Tutorial#

Gridverse (GV) is a library for the construction of custom gridworld MDP and POMDP environments. Its main purpose is to allow you, the designer, to easily create environments based on your research needs. These sections serve as a tutorial which will guide you towards understanding the inner workings of the library, the usage of predefined components, and the creation of your own custom components. This tutorial has 3 main sections:

  • Usage—how to instantiate and use GV environments (useful for practitioners).

  • Design—how do GV environments work internally (useful for contributors).

  • Customization—how to create custom environments (useful for practicioners).

But before that, let’s first have a quick look at what we’re talking about. GV provides a few useful scripts, one of which is scripts/gv_control_loop_gym.py, which visualizes the behavior of a random policy. Open a terminal, move to the root of the project, load a python environment with GV installed, and run:

gv_control_loop_gym.py yaml/gv_memory_nine_rooms.13x13.yaml

This should open two windows, and start printing some data.

_images/introduction.png

Fig. 1 Global state (left) and agent observation (right).#

The windows respectively represent the state of the environment (the bigger one) and the observation received by the agent (the smaller one). You’ll note the agent (black triangle) moving around in a gridworld which contains the following grid-objects:

  • Floor cells (gray tiles);

  • Wall cells (red bricks);

  • Exit cells (colored flags);

  • Beacon cells (colored circle with cross).
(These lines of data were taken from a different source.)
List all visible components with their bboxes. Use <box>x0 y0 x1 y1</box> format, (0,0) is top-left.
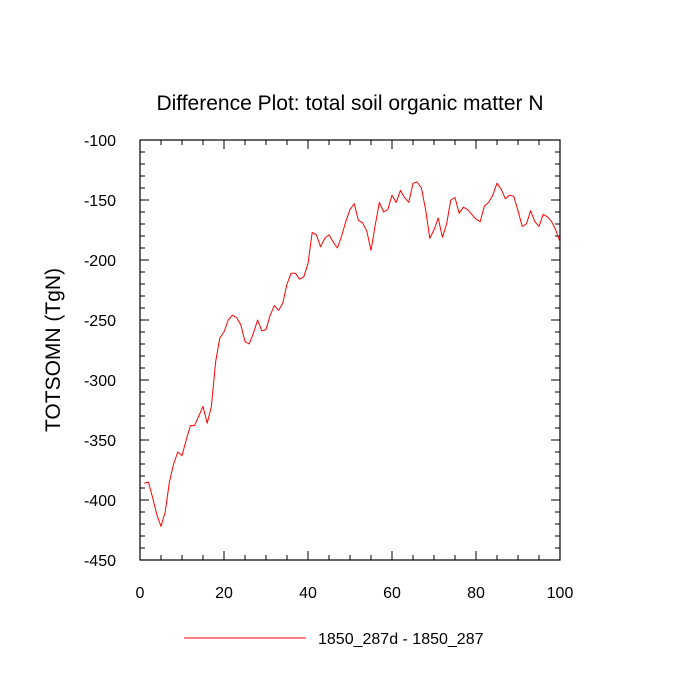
y-tick-label: -350 <box>84 433 116 450</box>
x-tick-label: 20 <box>215 585 233 602</box>
plot-area-frame <box>139 139 561 561</box>
y-axis-label: TOTSOMN (TgN) <box>42 268 65 432</box>
y-tick-label: -400 <box>84 493 116 510</box>
y-tick-label: -200 <box>84 253 116 270</box>
x-tick-label: 60 <box>383 585 401 602</box>
y-tick-label: -450 <box>84 553 116 570</box>
legend: 1850_287d - 1850_287 <box>184 631 484 648</box>
y-tick-label: -150 <box>84 193 116 210</box>
x-tick-label: 80 <box>467 585 485 602</box>
x-tick-label: 100 <box>547 585 574 602</box>
chart-title: Difference Plot: total soil organic matt… <box>156 92 543 115</box>
y-tick-label: -300 <box>84 373 116 390</box>
x-tick-label: 0 <box>136 585 145 602</box>
legend-label: 1850_287d - 1850_287 <box>318 631 484 648</box>
series-line-0 <box>144 181 561 527</box>
y-tick-label: -250 <box>84 313 116 330</box>
x-tick-label: 40 <box>299 585 317 602</box>
y-tick-label: -100 <box>84 133 116 150</box>
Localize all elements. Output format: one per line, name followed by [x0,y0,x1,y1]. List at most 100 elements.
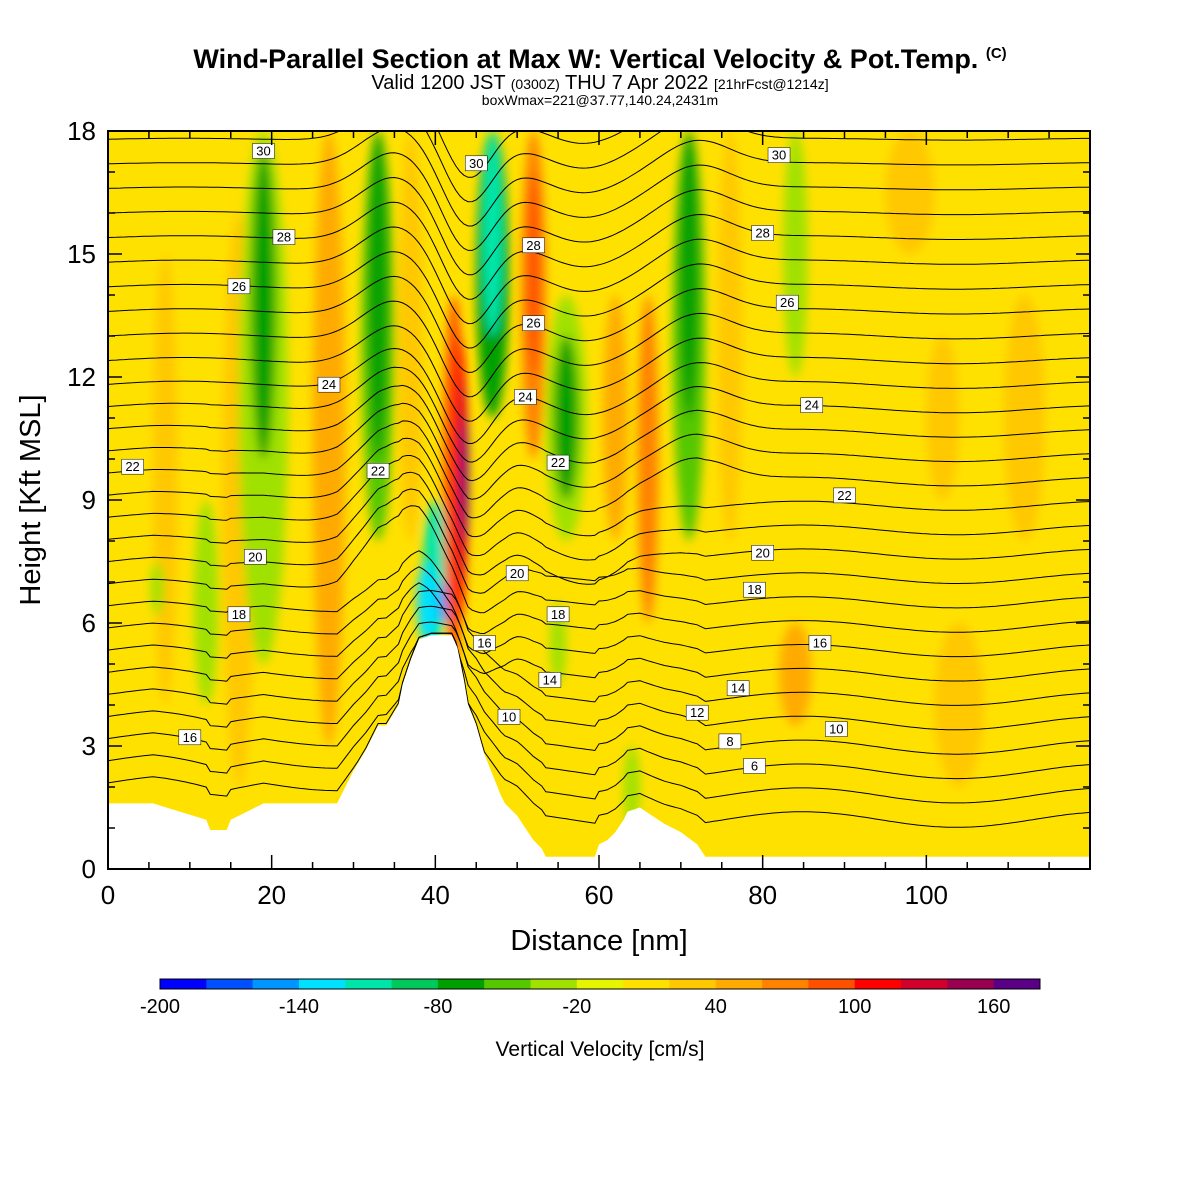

Because the agent is just selecting random actions, its behavior will be a quite boring random walk. In the terminal, you should see some information corresponding to its behavior and trajectory.

_images/introduction-terminal.png

Fig. 2 Raw data associated with Fig. 1.#

These include:

  • Episode index;

  • Timestep index;

  • Action (as integer);

  • Reward;

  • Observation (as dictionary of numpy arrays);

  • Done condition.

Caution

The graphics in Fig. 1 are specifically for human comsumption only, and do not represent how this data is provided to the agent. Rather, the Observation field in Fig. 2 shows how this data is provided to the agent, i.e., in the form of a dictionary of numpy arrays. The state (omitted) has a similar structure, albeit with a different set of keys. Both data formats will be explained later in this tutorial.